Care needs to be taken to separate implementation limits and obstacles that are attributes of a SPA, and climate policy obstacles that are inherent in the socioeconomic reference environment described in an SSP. The latter can include market distortions, e.g. in energy and labor markets. Babiker and Eckaus (2007) and Guivarch et al. (2011) show that taking into account unemployment and friction in labor market adjustments can change in a significant way the assessment of mitigation costs. In developing countries in particular, existing economic distortions cannot be disregarded in the design of climate policies. The high level of unemployment (often over 25 %), the large share of the informal economy, and the difficulty to enforce regulation (e.g., in terms of land-use planning) and raise taxes create specific difficulties for climate policy.

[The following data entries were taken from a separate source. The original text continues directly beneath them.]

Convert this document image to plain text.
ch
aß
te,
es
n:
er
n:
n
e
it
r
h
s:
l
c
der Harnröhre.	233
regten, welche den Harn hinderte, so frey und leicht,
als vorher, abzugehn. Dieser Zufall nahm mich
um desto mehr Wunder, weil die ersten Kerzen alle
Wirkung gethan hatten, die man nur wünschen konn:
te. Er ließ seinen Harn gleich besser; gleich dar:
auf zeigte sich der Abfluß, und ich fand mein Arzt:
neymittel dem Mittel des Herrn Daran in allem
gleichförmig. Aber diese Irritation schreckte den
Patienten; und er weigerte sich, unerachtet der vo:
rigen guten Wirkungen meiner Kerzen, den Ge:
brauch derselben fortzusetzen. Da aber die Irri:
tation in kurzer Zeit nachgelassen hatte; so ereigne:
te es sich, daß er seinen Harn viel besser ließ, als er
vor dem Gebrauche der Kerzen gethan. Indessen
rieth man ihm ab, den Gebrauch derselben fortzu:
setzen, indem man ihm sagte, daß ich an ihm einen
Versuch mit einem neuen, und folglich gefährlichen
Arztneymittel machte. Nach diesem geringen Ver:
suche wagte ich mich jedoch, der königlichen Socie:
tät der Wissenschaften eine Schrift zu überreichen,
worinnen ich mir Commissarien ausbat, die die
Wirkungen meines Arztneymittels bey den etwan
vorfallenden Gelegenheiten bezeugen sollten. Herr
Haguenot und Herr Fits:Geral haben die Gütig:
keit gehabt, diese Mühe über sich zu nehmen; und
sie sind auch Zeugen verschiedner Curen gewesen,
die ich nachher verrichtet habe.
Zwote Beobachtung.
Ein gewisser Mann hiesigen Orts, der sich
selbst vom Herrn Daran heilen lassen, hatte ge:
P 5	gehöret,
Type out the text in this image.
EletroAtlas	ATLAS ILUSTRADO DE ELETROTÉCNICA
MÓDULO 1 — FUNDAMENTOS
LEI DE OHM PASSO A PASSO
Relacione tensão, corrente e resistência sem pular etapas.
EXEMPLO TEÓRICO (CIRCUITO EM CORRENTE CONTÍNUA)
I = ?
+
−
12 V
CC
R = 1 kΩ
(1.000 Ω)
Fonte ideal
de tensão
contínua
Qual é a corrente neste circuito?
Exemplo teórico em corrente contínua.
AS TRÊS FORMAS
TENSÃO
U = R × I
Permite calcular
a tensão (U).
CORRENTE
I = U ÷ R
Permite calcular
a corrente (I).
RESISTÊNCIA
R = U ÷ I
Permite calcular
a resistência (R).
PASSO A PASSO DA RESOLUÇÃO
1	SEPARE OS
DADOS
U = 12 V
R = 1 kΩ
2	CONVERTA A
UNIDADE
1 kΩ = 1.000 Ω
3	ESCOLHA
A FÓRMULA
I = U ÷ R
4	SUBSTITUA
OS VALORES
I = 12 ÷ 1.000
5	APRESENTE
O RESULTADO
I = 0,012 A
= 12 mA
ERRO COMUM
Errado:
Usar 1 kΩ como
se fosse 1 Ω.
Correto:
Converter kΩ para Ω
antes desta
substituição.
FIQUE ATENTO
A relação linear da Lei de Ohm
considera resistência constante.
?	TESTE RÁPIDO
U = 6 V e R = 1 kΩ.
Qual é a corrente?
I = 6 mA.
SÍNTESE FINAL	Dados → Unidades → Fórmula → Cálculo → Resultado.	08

To the extent that such elements are considered, they will be part of an SSP rather than a reduced SPA. However, they could be added to a full SPA that aims to provide a complete picture on the three attributes of climate policy, i.e. goals, instruments, and obstacles.
The formulation of SPAs on a global and century scale can become complex. However, the goal of SPAs should not be to describe the climate policy landscape in every conceivable detail, but rather to summarize and make explicit the central policy assumptions that have to be made anyway by individual studies to produce climate policy scenarios. Seen through this lens, SPAs have been used for quite some time, for example, in integrated assessment model inter-comparison studies (e.g. Clarke et al. 2009; Riahi et al. 2014; Kriegler et al. 2014a) that needed to harmonize their climate policy assumptions in order to make results comparable. It is more and more recognized that such harmonization does not only involve the specification of a long term climate target as would be captured by the RCPs, but also, e.g., the basket of greenhouse gases and sectors to become subject to emissions pricing, the degree of global cooperation and the degree of overshoot of long term targets (Blanford et al. 2014).
A controlled variation of key climate policy assumptions, but not of all the details, will be required to make the scenario matrix approach fully operational. Knowledge about what type of SPAs have been used in modeling will be required to make appropriate comparisons across model analyses or other studies that explore a given combination of SSP and radiative forcing target (RCP). For instance, mitigation cost assessments by two models cannot be compared directly, if these two models make different assumptions on practical obstacles to policy implementation (e.g., if one model assumes a globally integrated carbon market and the other a regionally fragmented mitigation regime). Furthermore, the choice of SPAs will interact with the socioeconomic challenges to mitigation and adaptation that are engrained in the SSPs (O’Neill et al. 2014). For example, whether or not global coverage of emissions reductions can be achieved will affect the ability to reach a prescribed RCP forcing level. Likewise, whether or not a global adaptation fund is put in place will affect the ability of individual regions to adapt to climate change.